Investors in BlackRock’s iShares Bitcoin Trust regained collective profitability, with an accumulated gain of $3.2 billion, just as Bitcoin once again surpassed the psychological threshold of $90,000 at the end of November 2025. This shift occurred amid significant fund redemptions and sharp moves in the cryptocurrency’s spot price, framing a period where flows and volatility reshaped outcomes for holders.
November registered significant net outflows from the ETF, estimated between $2.35–$3.5 billion during the month, including a record one-day redemption of $523 million, according to cited market data. These movements reflected risk management by investors confronting rapid changes in market conditions.
In parallel, Bitcoin’s price showed pronounced volatility: a 36% drop from the October highs that put it around $80,553 on Nov. 21, followed by an additional 21% plunge that momentarily brought the price down to $82,605. Subsequently, the asset reversed part of those losses and reclaimed the $90,000 level on November 26, trading near $91,503 the next day, underscoring the speed at which sentiment and price can pivot.
For a proportion of IBIT holders, the recovery above $90,000 altered the average cost basis and returned positions to profit, explaining the aggregate figure of $3.2 billion. This mechanism illustrates how episodes of strong volatility can simultaneously provoke capital outflows and restore gains for those who accumulated during earlier declines.

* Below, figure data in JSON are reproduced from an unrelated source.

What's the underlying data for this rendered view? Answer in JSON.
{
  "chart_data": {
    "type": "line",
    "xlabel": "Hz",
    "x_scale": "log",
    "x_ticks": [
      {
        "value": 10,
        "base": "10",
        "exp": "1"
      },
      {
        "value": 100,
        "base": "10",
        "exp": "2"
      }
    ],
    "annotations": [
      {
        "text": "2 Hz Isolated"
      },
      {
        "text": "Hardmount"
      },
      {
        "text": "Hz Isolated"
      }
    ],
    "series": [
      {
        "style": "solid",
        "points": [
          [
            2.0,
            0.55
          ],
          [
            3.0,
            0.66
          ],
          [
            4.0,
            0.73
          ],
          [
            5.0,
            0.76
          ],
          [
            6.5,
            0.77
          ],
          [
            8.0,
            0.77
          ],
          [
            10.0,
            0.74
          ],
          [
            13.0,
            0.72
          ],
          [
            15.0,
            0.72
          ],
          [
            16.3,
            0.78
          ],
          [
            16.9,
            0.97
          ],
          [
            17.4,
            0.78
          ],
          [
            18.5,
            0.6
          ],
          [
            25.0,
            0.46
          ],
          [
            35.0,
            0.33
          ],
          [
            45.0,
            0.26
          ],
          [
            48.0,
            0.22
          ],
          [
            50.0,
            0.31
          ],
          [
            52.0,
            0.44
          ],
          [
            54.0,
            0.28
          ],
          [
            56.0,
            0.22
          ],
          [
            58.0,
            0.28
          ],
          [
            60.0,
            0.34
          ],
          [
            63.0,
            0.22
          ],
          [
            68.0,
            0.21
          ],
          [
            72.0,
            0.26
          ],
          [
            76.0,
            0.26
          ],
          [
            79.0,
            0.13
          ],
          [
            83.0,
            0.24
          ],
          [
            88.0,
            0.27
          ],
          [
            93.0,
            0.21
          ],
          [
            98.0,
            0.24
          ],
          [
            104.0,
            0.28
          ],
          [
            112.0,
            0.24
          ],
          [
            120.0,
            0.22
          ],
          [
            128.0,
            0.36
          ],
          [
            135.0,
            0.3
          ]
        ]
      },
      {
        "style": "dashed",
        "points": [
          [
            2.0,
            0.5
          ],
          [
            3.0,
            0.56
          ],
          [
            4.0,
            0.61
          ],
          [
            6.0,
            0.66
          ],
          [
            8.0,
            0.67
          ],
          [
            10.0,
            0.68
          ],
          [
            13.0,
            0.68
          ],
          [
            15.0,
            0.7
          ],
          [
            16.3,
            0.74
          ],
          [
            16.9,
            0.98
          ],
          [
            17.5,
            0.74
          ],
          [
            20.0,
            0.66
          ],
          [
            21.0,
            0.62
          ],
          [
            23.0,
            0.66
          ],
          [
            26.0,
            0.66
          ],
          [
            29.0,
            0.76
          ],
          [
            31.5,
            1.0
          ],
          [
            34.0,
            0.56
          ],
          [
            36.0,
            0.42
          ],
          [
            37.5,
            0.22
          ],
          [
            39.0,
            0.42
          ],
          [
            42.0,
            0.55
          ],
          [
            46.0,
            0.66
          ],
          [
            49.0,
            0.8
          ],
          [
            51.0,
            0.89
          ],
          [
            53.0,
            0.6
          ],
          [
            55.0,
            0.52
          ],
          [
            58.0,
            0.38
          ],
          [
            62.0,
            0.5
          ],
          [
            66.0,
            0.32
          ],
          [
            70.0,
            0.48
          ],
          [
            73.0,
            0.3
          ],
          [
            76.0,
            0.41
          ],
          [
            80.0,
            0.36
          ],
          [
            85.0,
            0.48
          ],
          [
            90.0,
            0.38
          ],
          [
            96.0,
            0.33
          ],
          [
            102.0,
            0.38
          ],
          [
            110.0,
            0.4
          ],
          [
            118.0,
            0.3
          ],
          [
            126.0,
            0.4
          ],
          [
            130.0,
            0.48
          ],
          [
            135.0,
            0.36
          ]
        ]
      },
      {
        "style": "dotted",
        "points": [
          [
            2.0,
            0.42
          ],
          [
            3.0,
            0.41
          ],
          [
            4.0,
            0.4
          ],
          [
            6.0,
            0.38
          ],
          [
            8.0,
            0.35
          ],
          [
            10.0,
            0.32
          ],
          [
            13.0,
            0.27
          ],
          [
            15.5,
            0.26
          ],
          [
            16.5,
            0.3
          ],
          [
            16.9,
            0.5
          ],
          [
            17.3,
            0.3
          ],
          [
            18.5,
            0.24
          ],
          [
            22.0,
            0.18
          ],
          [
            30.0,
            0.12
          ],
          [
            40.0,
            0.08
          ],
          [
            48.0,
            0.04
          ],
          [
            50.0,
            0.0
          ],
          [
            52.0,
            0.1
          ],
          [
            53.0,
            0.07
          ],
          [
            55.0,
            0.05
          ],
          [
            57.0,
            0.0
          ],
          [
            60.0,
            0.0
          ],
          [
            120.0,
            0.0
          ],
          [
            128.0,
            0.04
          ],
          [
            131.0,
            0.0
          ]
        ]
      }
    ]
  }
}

Dominance of BlackRock’s IBIT and its impact
Since its launch in January 2024, the BlackRock iShares Bitcoin Trust scaled rapidly in size: AUM that grew from $60.6 billion to a peak of $99.4 billion and that currently sit above $73 billion, according to industry references. This trajectory reflects sustained institutional engagement with the product.
The fund holds between 625,000 and 700,000 BTC, which represents approximately 3.658% of the total supply and concentrates more than 56% of Bitcoin in US spot ETFs. Such concentration shapes liquidity dynamics and can influence price discovery across venues.
IBIT’s accumulative role has influenced the asset’s availability and price formation: year-to-date it recorded net inflows of $28.1 billion, a volume analysts associate with the appreciation from levels near $45,000 to levels above $120,000 in prior periods. These flows highlight how persistent demand can interact with a finite supply.
Additionally, the evolution of the derivatives market was highlighted by regulatory and infrastructure moves: the expansion of IBIT options by authorities and the increase up to quadrupling options limits on markets such as Nasdaq are signs of greater integration of derivative products around the ETF. This environment supports more sophisticated positioning around the underlying asset.
Institutional players and investment houses have changed their stance toward the product, a factor that contributes both to its growth and to its ability to amplify market moves when massive inflows or outflows converge.
The return to profits for investors in BlackRock’s ETF underscores the interaction between institutional flows and Bitcoin’s volatility; while the fund continues to absorb a significant portion of supply, short-term shocks can translate into simultaneous redemptions and aggregate returns for certain holders.